Hecking-Mission gescheitert
Am Montagabend wurde Realität, was wohl kaum jemand für möglich gehalten hätte: Der VfL Wolfsburg verlor die Relegation gegen den SC Paderborn und stieg nach 29 Jahren Bundesliga-Zugehörigkeit erstmals in die 2. Bundesliga ab.
Damit scheiterte auch die Mission von Dieter Hecking, die Niedersachsen als Feuerwehrmann vor dem Absturz zu bewahren. Der ehemalige Sportvorstand des 1. FC Nürnberg stieg damit – nach der Vorsaison mit dem VfL Bochum – als erster Trainer überhaupt zum zweiten Mal in Folge aus der Bundesliga ab.
Trainerkarriere beendet?
Mit dieser bitteren Niederlage könnte nun auch Heckings lange Trainerkarriere – darunter bekanntlich auch zwei Amtszeiten beim FCN – enden.

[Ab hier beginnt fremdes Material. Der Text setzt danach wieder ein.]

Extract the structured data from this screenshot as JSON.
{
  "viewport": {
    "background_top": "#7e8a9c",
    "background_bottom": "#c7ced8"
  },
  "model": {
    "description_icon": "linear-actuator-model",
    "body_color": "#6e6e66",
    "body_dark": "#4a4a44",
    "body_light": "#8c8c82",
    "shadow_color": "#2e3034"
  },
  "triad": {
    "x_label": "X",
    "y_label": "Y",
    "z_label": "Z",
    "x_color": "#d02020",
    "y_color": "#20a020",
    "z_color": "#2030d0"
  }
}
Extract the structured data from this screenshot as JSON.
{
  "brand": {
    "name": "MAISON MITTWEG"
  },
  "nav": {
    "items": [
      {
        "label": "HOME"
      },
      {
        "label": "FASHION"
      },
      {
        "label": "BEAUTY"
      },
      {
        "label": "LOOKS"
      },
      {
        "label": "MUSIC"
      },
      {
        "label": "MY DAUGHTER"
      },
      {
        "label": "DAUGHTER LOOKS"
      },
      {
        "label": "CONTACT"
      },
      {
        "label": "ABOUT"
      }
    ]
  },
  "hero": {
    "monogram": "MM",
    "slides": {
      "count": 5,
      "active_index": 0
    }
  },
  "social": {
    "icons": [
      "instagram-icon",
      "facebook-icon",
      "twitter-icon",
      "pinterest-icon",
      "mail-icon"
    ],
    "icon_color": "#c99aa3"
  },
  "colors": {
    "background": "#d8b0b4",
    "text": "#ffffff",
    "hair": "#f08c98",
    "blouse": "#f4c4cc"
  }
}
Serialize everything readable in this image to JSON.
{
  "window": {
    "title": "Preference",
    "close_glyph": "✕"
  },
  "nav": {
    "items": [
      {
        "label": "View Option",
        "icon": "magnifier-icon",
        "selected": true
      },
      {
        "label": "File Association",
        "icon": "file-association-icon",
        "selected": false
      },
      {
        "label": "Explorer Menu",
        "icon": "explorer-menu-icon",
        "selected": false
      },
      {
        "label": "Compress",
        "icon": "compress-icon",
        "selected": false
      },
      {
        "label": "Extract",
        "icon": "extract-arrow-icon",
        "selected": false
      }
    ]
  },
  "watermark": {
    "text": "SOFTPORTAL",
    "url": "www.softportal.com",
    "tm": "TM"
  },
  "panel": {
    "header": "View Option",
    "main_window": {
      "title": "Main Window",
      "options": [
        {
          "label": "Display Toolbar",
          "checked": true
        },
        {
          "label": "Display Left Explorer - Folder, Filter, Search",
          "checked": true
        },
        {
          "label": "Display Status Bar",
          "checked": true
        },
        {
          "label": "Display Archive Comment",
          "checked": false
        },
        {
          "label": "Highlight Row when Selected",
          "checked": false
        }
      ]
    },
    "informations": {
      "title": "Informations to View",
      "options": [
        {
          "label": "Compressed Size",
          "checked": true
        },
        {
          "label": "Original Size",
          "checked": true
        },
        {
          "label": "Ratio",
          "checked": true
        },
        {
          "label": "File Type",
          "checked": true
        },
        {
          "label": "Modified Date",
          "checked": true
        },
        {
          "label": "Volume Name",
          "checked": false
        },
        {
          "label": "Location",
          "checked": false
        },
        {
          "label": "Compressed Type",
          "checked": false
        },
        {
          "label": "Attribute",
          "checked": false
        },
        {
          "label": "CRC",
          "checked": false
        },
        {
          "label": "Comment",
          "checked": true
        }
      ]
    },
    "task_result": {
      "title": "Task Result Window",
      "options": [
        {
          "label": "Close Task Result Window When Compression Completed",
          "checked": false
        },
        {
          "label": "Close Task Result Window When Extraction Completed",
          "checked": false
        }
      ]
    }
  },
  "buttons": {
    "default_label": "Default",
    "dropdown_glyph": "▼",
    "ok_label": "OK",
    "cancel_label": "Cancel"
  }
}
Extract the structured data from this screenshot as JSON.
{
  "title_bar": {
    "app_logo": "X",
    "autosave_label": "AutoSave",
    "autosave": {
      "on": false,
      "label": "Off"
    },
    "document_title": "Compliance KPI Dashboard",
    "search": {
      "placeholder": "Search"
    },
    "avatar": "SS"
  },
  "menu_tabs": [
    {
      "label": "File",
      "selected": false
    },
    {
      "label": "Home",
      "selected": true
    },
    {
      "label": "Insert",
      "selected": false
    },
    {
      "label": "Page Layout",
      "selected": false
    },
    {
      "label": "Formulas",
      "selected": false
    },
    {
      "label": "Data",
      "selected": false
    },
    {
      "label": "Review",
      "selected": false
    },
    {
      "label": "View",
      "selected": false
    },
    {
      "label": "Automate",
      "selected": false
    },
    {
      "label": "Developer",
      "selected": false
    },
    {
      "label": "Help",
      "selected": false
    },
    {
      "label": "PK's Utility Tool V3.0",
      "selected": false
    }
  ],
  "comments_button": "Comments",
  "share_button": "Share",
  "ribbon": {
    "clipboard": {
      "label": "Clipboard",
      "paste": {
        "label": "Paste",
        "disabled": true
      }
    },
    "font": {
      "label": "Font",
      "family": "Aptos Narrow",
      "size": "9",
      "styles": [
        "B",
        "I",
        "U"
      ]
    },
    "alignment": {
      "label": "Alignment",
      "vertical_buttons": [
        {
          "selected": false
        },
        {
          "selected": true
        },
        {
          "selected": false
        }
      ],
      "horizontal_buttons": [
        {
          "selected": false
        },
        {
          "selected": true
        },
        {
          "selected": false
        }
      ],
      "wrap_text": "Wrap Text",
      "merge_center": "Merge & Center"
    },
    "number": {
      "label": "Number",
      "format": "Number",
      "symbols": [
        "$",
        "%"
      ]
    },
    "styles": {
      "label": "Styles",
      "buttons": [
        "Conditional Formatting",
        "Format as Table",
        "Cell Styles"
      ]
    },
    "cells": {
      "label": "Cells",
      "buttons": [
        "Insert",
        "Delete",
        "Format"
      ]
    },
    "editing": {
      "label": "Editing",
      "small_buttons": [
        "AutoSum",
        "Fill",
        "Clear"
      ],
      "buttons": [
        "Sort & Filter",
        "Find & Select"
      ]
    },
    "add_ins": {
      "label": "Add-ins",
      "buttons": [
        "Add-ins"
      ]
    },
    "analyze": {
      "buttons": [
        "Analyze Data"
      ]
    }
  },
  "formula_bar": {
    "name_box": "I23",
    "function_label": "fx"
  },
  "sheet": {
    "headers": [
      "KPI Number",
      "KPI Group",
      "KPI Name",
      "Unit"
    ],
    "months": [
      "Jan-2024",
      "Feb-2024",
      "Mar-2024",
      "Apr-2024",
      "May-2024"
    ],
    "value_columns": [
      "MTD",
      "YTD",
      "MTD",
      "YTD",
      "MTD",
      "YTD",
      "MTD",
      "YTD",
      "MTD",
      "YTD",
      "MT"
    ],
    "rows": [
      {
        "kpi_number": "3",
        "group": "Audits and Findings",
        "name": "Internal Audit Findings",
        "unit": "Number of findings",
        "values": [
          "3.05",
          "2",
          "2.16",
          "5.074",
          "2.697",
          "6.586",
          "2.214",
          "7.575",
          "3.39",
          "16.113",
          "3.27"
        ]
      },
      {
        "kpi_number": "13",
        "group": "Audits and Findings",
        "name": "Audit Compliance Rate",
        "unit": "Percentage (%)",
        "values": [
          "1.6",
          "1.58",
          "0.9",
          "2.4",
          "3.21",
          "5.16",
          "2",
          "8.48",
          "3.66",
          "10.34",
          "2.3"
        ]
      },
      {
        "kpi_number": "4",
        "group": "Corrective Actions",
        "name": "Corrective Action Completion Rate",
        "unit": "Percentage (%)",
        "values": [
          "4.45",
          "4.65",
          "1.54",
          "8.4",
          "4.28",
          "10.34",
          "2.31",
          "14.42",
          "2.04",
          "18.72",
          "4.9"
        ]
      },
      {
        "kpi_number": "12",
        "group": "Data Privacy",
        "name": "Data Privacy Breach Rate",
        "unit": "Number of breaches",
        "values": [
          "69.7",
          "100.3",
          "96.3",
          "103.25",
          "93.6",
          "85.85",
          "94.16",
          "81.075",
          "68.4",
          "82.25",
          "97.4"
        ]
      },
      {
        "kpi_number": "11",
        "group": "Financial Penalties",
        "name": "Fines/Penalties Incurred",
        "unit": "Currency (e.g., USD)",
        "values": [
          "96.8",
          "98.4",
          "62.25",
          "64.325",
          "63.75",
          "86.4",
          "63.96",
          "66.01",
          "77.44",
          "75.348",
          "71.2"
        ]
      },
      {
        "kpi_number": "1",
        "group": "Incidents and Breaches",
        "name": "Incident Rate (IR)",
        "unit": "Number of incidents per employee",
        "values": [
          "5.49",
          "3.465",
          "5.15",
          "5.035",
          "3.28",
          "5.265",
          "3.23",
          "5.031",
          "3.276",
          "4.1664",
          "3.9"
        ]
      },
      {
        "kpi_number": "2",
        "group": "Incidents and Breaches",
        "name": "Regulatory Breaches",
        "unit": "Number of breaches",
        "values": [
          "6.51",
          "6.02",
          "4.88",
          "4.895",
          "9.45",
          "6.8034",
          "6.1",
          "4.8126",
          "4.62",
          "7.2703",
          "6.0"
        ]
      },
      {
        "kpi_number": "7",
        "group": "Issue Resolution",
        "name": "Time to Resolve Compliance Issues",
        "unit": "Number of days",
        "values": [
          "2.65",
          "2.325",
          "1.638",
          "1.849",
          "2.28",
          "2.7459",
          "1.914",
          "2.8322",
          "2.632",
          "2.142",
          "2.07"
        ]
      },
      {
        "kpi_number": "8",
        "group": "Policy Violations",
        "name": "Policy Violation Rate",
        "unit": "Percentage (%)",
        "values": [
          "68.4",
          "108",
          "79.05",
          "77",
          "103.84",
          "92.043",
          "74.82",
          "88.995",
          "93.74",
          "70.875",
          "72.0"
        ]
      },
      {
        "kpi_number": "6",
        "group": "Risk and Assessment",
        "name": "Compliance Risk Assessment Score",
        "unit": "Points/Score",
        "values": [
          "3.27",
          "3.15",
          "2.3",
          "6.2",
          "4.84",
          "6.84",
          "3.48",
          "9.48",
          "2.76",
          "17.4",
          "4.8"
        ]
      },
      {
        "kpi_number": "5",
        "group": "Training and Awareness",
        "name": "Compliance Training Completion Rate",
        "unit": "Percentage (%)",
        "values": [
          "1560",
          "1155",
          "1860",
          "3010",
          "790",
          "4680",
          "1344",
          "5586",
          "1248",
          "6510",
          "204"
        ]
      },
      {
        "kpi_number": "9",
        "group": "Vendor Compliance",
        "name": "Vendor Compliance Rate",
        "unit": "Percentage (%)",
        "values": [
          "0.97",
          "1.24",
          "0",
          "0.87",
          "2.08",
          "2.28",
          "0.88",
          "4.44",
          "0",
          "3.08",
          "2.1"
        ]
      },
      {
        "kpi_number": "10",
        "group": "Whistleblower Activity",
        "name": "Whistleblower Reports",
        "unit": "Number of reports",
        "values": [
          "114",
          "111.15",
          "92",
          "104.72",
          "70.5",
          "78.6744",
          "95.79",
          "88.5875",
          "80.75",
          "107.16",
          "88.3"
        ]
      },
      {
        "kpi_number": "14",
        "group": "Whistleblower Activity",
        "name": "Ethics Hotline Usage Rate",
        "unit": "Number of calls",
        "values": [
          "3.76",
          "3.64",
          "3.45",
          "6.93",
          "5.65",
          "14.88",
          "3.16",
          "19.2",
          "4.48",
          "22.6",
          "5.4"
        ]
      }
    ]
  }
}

Bereits jetzt soll feststehen, dass der 61-Jährige künftig nicht mehr an der Seitenlinie des VfL Wolfsburg stehen wird, dem Verein aber dennoch in wichtiger Funktion erhalten bleiben könnte. Laut Kicker und der Wolfsburger Allgemeinen Zeitung gilt Hecking als Favorit auf den Posten des Sport-Geschäftsführers. Sollte er diesen übernehmen, dürfte das wohl gleichzeitig das Ende seiner Trainerlaufbahn bedeuten.
Heißeste deutsche Traineraktie nach Wolfsburg?
Eine seiner ersten Amtshandlungen könnte dann die Verpflichtung einer der aktuell spannendsten Traineraktien Deutschlands werden. Laut RevierSport beschäftigt sich der Bundesliga-Absteiger intensiv mit Tobias Strobl vom SC Verl.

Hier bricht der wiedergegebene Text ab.